Two desks away, Yunior glanced over and wrapped the end of his Hermčs tie around his finger.

 

“So, what’s your explanation for why you couldn’t even find Julian Vega’s DNA under Allison Wallis’s fingernails at the ’83 scene?”

 

“All I can tell you is that this is an ongoing investigation.” Francis started rearranging papers on his desk, just to keep his hands occupied. “We’re not going to give out anything that’s going to jeopardize the case.”

 

“I see,” she said. “So how
do
you explain that it was the same woman’s DNA that you found at both crime scenes twenty years apart?

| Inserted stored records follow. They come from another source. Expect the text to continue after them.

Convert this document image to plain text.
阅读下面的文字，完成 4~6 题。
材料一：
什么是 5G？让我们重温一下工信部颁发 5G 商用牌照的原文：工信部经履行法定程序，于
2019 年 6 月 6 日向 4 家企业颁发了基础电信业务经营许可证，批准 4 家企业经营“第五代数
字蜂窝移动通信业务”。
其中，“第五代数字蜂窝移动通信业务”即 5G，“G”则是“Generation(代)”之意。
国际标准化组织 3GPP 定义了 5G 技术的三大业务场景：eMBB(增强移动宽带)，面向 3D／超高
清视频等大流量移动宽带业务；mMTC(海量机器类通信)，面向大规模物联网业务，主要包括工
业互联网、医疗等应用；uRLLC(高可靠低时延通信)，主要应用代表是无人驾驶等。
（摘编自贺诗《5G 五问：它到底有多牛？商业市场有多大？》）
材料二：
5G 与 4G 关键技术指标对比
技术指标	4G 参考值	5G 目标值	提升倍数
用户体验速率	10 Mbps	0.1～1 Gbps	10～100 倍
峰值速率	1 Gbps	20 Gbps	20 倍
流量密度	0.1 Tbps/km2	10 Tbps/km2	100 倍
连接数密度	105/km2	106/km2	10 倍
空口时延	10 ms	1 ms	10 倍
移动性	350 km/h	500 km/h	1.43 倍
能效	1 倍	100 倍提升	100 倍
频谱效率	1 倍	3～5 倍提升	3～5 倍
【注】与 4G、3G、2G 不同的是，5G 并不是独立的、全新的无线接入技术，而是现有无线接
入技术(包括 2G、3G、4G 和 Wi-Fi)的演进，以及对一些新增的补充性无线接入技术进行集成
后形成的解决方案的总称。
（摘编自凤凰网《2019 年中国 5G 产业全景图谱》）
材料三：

Did you mishandle the evidence?”

 

“Absolutely not.” He could feel the tension start to rise up the back of his legs. “This is pure fiction. Excuse me,
science
fiction.”

 

She was cornering him and she knew it. Cutting off all means of egress. He gnawed on the inside of his cheek, knowing he had to deflect her. As soon as this information hit the papers, the freaks would start coming out of the woodwork in their tinfoil hats and ballet slippers, eager to help with the investigation.

 

“Look, I hate to see you get it all wrong when we’re on the verge of making an arrest here.”

 

Rashid, who’d been walking by with another box of files, did a double-take.

 

“When is
this
going to happen?” she said, brought up short.

 

“Any day now.” He hunched over in his chair, like a crafty old poker sharp. “Just have to pound a couple of nails for our probable cause. You know how it is. Nobody wants to go off half-cocked.”

 

“Well, what are you talking about? A week? A month?”

 

“You want, I could give you a heads-up. Fair’s fair.”

 

Jimmy Ryan gave Francis a knowing smirk as he walked by, taking in the whole sucker’s play in a glance.

 

“You’re not just playing me, are you?” Judy Mandel was saying in an anxious voice, like she was stuck at an intersection with everyone honking at her. “If I hold back this DNA story and it turns out to be true, I’m going to kill myself.”

 

Can’t have that.
He gave Jimmy the all-clear sign, safe for the moment. “And if you run it and it turns out to be bullshit, you’re gonna be out on the ledge as well. So, really, it’s six of one, half-dozen of the other.”